Inflation accelerated in January, rising 3% per year, indicating a stagnation in the Federal Reserve system to at least temporarily lower inflation to 2%.
By numbers
The consumer price index was projected to rise 2.9% last month, according to an economist voted by Financial-Data company Factset. CPI, a basket of goods and services that consumers buy, usually tracks changes in these prices over time.
According to FactSet, CPI rose 0.5% each month. This is the biggest monthly jump since August 2023. This can be due to rising prices that many companies have set early in the year.
The report showed high inflation for the fourth consecutive month, showing that the following items saw price increases every month:
Egg: 15.2% Fuel oil: 6.2% Used cars and trucks: 2.2% Auto insurance: 2%
What the economist says
Recent sticky inflation data supports last month’s Federal Reserve decision Apply the brake Regarding additional interest rate cuts, economists say.

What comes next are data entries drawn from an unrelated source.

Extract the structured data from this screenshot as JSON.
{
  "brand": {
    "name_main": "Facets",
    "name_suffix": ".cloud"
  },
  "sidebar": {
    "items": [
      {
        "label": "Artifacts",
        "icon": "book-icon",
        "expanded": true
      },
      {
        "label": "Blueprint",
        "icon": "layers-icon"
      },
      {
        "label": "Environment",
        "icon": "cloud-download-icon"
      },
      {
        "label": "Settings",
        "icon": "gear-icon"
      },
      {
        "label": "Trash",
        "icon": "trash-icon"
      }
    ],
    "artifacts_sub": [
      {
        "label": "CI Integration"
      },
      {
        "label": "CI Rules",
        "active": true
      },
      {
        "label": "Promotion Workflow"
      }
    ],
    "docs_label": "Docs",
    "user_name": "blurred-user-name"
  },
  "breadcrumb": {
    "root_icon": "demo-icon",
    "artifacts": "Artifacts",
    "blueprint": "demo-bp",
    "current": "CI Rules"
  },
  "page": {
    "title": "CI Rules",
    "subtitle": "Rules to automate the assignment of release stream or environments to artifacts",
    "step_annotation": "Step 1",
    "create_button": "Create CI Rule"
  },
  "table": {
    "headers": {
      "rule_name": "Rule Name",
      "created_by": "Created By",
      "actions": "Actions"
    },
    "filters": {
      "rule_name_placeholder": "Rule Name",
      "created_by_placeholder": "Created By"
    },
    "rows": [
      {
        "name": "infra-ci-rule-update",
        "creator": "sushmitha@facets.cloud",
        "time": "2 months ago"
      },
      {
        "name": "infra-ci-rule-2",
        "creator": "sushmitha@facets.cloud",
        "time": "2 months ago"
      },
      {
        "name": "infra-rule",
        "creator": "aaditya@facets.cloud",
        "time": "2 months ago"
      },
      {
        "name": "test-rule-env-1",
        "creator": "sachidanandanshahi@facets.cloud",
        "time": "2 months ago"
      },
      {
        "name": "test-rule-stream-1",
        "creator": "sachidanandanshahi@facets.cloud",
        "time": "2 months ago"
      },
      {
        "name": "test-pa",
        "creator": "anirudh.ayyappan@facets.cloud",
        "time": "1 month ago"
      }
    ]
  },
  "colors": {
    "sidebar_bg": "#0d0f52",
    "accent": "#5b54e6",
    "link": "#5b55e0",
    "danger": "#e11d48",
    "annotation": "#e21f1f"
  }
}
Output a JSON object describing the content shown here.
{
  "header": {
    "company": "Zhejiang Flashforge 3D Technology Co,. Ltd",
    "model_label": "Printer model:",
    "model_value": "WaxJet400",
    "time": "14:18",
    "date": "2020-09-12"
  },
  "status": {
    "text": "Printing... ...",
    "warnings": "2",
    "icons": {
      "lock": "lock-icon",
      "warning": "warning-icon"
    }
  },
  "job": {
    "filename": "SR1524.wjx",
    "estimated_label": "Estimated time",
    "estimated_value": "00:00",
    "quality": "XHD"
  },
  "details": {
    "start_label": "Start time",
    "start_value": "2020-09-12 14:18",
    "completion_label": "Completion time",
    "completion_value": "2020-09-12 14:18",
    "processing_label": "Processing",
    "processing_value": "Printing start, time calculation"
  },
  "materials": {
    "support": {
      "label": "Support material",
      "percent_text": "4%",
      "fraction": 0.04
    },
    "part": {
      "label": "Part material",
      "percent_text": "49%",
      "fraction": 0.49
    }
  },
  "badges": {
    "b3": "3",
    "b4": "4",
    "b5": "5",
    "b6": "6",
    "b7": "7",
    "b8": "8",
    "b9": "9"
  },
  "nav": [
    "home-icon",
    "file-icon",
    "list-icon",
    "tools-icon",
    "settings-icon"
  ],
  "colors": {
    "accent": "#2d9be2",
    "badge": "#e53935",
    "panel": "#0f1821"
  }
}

On February 11, Federal Reserve Chairman Jerome Powell told the Senate Banking Committee that the central bank “doesn’t have to hurry” to further ease fees.
“This isn’t a good number,” said Brian Callton, chief economist at Fitch Rating, in a January CPI data email. “This is beginning to look like a rerun for the first half of 2024.

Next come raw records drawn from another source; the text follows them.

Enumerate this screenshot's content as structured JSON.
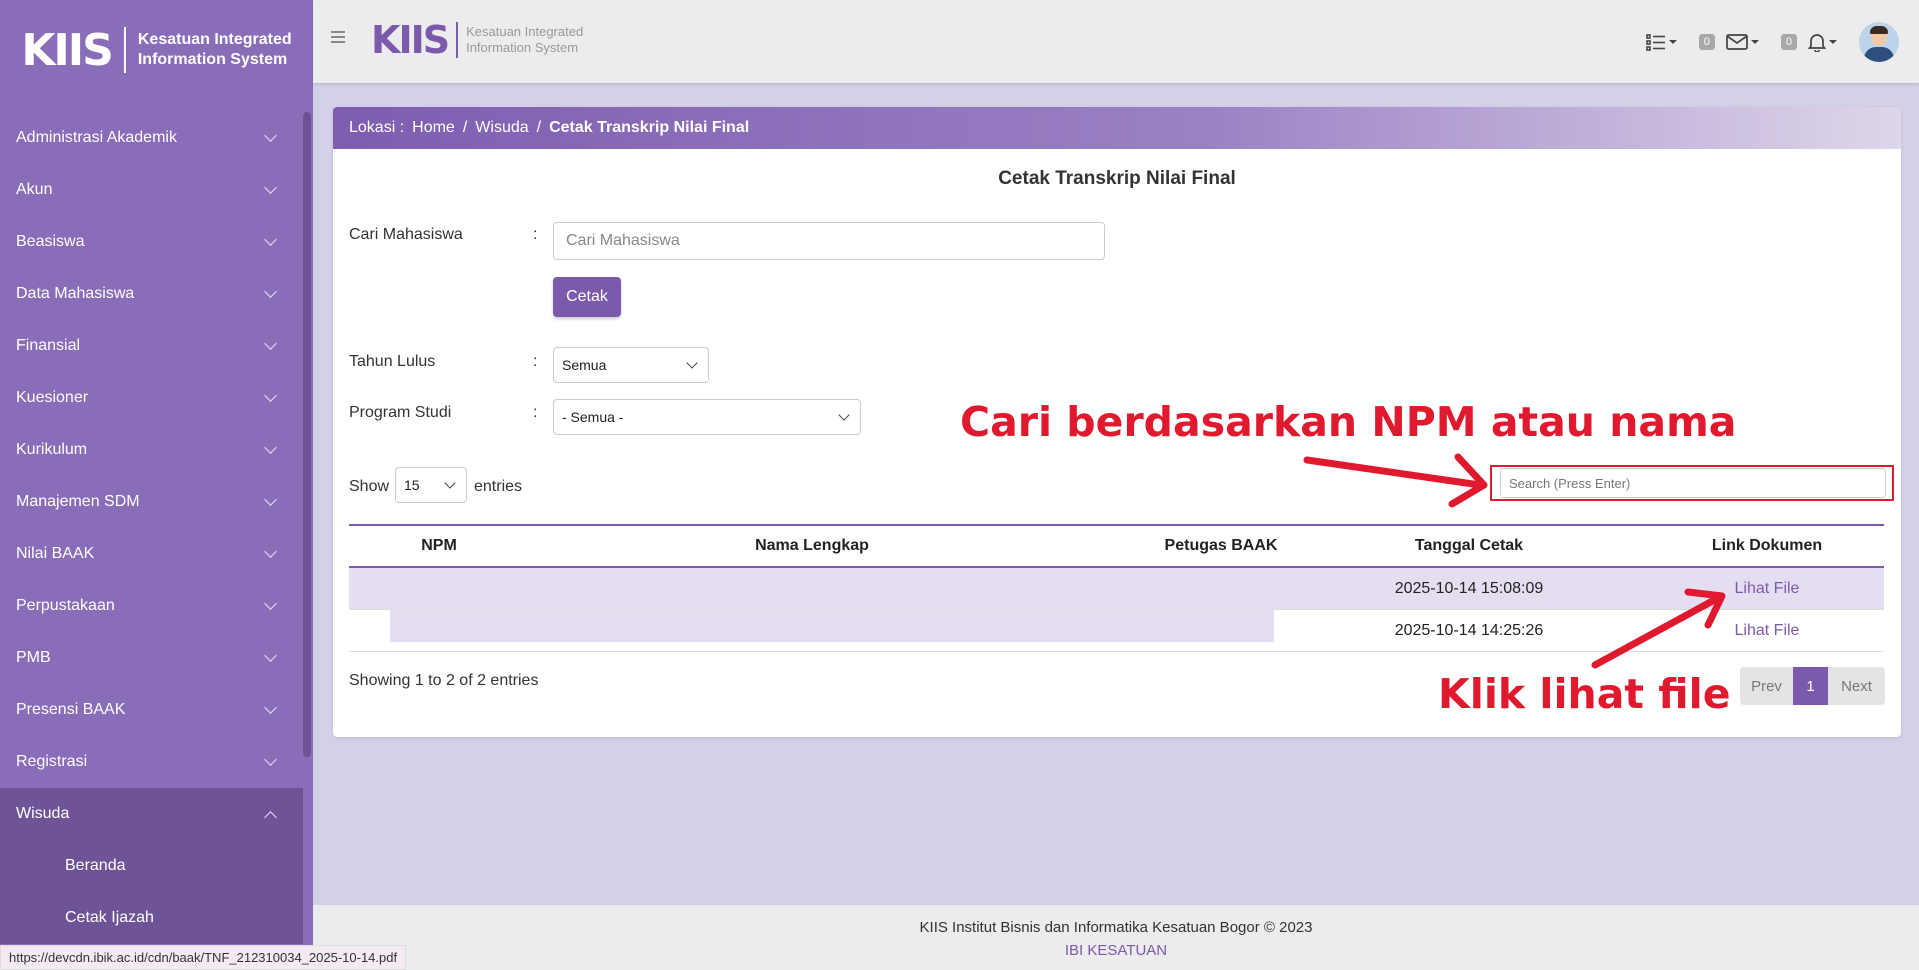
{
  "brand": {
    "mark": "KIIS",
    "line1": "Kesatuan Integrated",
    "line2": "Information System"
  },
  "sidebar": {
    "items": [
      {
        "label": "Administrasi Akademik"
      },
      {
        "label": "Akun"
      },
      {
        "label": "Beasiswa"
      },
      {
        "label": "Data Mahasiswa"
      },
      {
        "label": "Finansial"
      },
      {
        "label": "Kuesioner"
      },
      {
        "label": "Kurikulum"
      },
      {
        "label": "Manajemen SDM"
      },
      {
        "label": "Nilai BAAK"
      },
      {
        "label": "Perpustakaan"
      },
      {
        "label": "PMB"
      },
      {
        "label": "Presensi BAAK"
      },
      {
        "label": "Registrasi"
      },
      {
        "label": "Wisuda"
      }
    ],
    "wisuda_sub": [
      {
        "label": "Beranda"
      },
      {
        "label": "Cetak Ijazah"
      }
    ]
  },
  "topbar": {
    "mail_count": "0",
    "notif_count": "0"
  },
  "breadcrumb": {
    "prefix": "Lokasi :",
    "home": "Home",
    "sep": "/",
    "section": "Wisuda",
    "current": "Cetak Transkrip Nilai Final"
  },
  "page_title": "Cetak Transkrip Nilai Final",
  "form": {
    "cari_label": "Cari Mahasiswa",
    "cari_placeholder": "Cari Mahasiswa",
    "cetak_button": "Cetak",
    "tahun_label": "Tahun Lulus",
    "tahun_value": "Semua",
    "prodi_label": "Program Studi",
    "prodi_value": "- Semua -",
    "colon": ":"
  },
  "table_controls": {
    "show": "Show",
    "length": "15",
    "entries": "entries",
    "search_placeholder": "Search (Press Enter)"
  },
  "table": {
    "headers": {
      "npm": "NPM",
      "nama": "Nama Lengkap",
      "petugas": "Petugas BAAK",
      "tanggal": "Tanggal Cetak",
      "link": "Link Dokumen"
    },
    "rows": [
      {
        "npm": "",
        "nama": "",
        "petugas": "",
        "tanggal": "2025-10-14 15:08:09",
        "link": "Lihat File"
      },
      {
        "npm": "",
        "nama": "",
        "petugas": "",
        "tanggal": "2025-10-14 14:25:26",
        "link": "Lihat File"
      }
    ]
  },
  "info": "Showing 1 to 2 of 2 entries",
  "pager": {
    "prev": "Prev",
    "current": "1",
    "next": "Next"
  },
  "annotations": {
    "search_hint": "Cari berdasarkan NPM atau nama",
    "file_hint": "Klik lihat file",
    "color": "#e0192f"
  },
  "footer": {
    "line1": "KIIS Institut Bisnis dan Informatika Kesatuan Bogor © 2023",
    "line2": "IBI KESATUAN"
  },
  "status_url": "https://devcdn.ibik.ac.id/cdn/baak/TNF_212310034_2025-10-14.pdf",
  "colors": {
    "primary": "#7b5aac",
    "sidebar": "#8a6db8",
    "sidebar_open": "#6f5397",
    "background": "#d4d0e8"
  }
}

He said, “and shows how the Fed has not completed the task of retreating inflation to regain the risk of new inflation from hiking tariffs and narrowing down labor supply growth.”

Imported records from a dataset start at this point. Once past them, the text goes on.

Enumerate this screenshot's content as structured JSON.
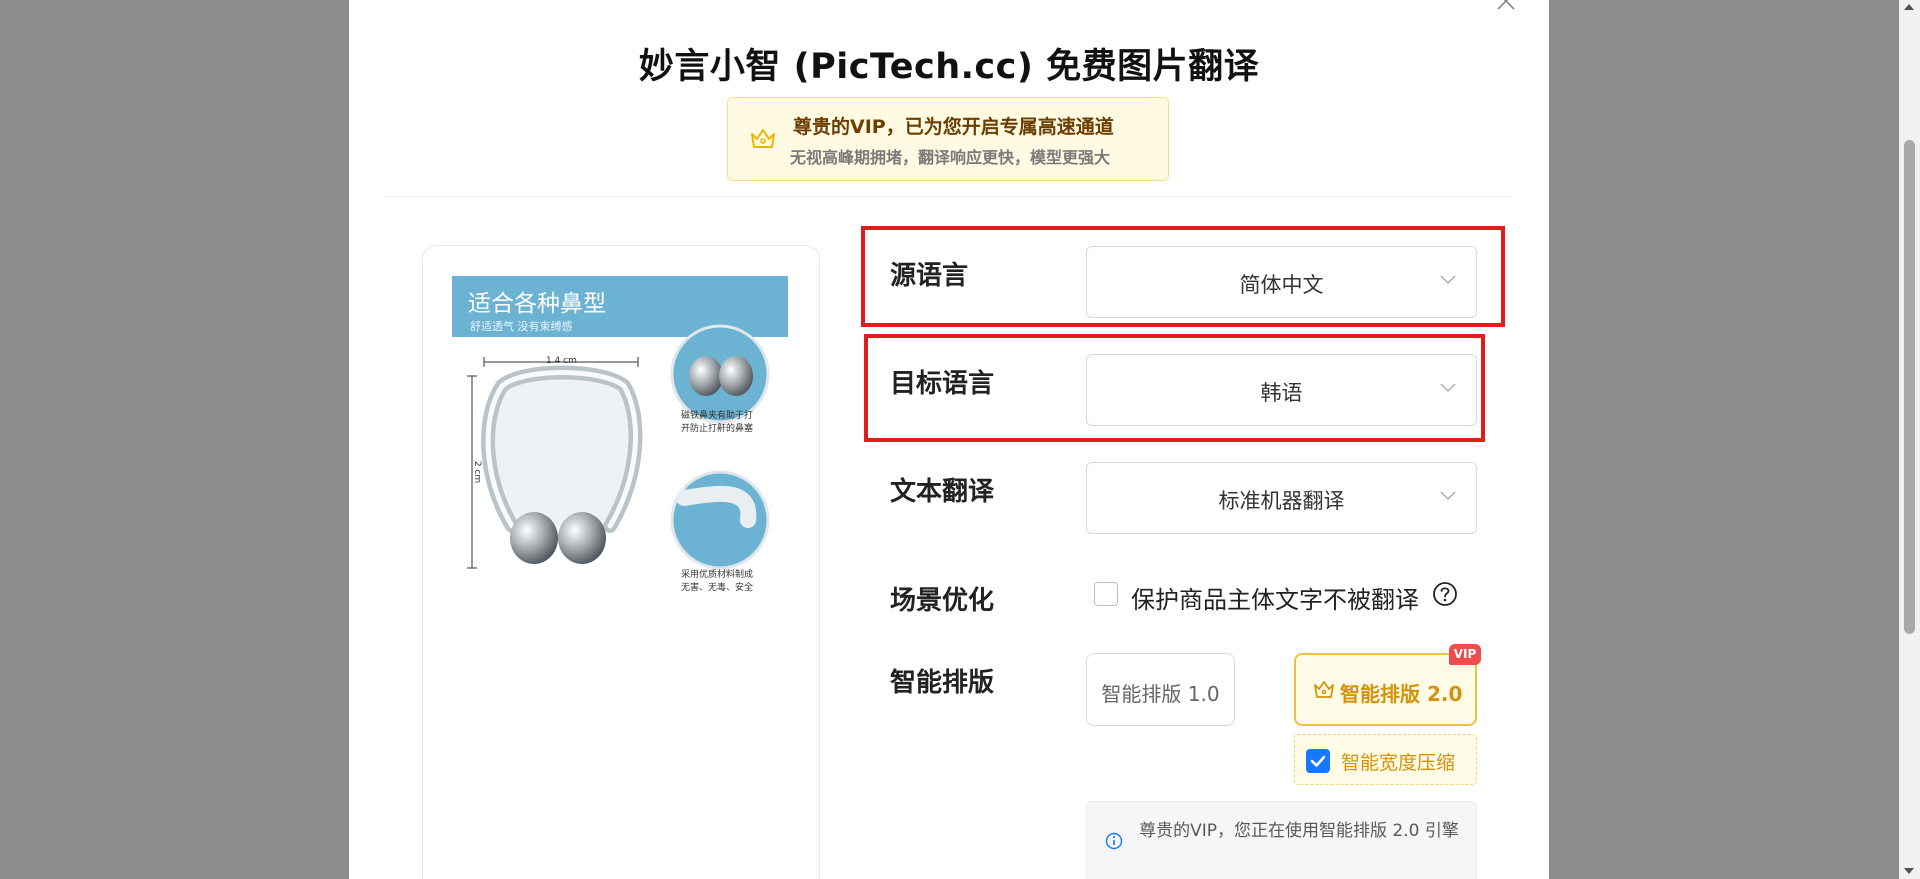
{
  "modal": {
    "title": "妙言小智 (PicTech.cc) 免费图片翻译"
  },
  "vip_banner": {
    "line1": "尊贵的VIP，已为您开启专属高速通道",
    "line2": "无视高峰期拥堵，翻译响应更快，模型更强大",
    "icon": "crown-icon",
    "accent_color": "#6b3d00"
  },
  "product_image": {
    "headline": "适合各种鼻型",
    "subline": "舒适透气 没有束缚感",
    "width_label": "1.4 cm",
    "height_label": "2 cm",
    "caption1": [
      "磁铁鼻夹有助于打",
      "开防止打鼾的鼻塞"
    ],
    "caption2": [
      "采用优质材料制成",
      "无害、无毒、安全"
    ]
  },
  "form": {
    "source_language": {
      "label": "源语言",
      "value": "简体中文"
    },
    "target_language": {
      "label": "目标语言",
      "value": "韩语"
    },
    "text_translation": {
      "label": "文本翻译",
      "value": "标准机器翻译"
    },
    "scene_optimization": {
      "label": "场景优化",
      "checkbox_label": "保护商品主体文字不被翻译",
      "checked": false
    },
    "smart_layout": {
      "label": "智能排版",
      "option_v1": "智能排版 1.0",
      "option_v2": "智能排版 2.0",
      "vip_tag": "VIP",
      "selected": "智能排版 2.0",
      "compress_label": "智能宽度压缩",
      "compress_checked": true
    },
    "info": "尊贵的VIP，您正在使用智能排版 2.0 引擎"
  },
  "colors": {
    "highlight_red": "#e01c1c",
    "vip_gold": "#d4920b",
    "checkbox_blue": "#1677ff",
    "overlay_gray": "#8c8c8c"
  }
}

New data shows that inflation increased at the start of President Trump’s second administration. Imports of steel and aluminum.
Economists are forecast because, if enacted, the tariffs on imports passed on to US consumers, Trump’s import duties could increase inflation in 2025.
What does that mean for your money?
Higher borrowing costs will be longer: The Fed suspends its additional fee cuts, allowing consumers to pay more on loans and other debts, from credit cards to car loans.
“A stronger than expected today’s CPI release is Whitney Watson, global co-head and co-chief investment officer of bonds and liquidity solutions within Gollan Sachs Asset Management, email: “I They believe the Fed will likely continue to “wait and see mode” for the time being, and expect the Fed to stay on hold at next month’s meeting. ”
Mortgage fees may not be looking for relief anytime soon either. Despite the Fed’s cuts in 2024, mortgage interest rates remain near 7%, or close to 20 years high. Mortgage rates do not follow the Fed’s interest rate cut arc as they are based on economic data and 10-year Treasury yields.
“Mortgage rate progress is expected to occur only when inflation is included,” Lawrence Yun, chief economist at the National Association of Realtors, said in an email.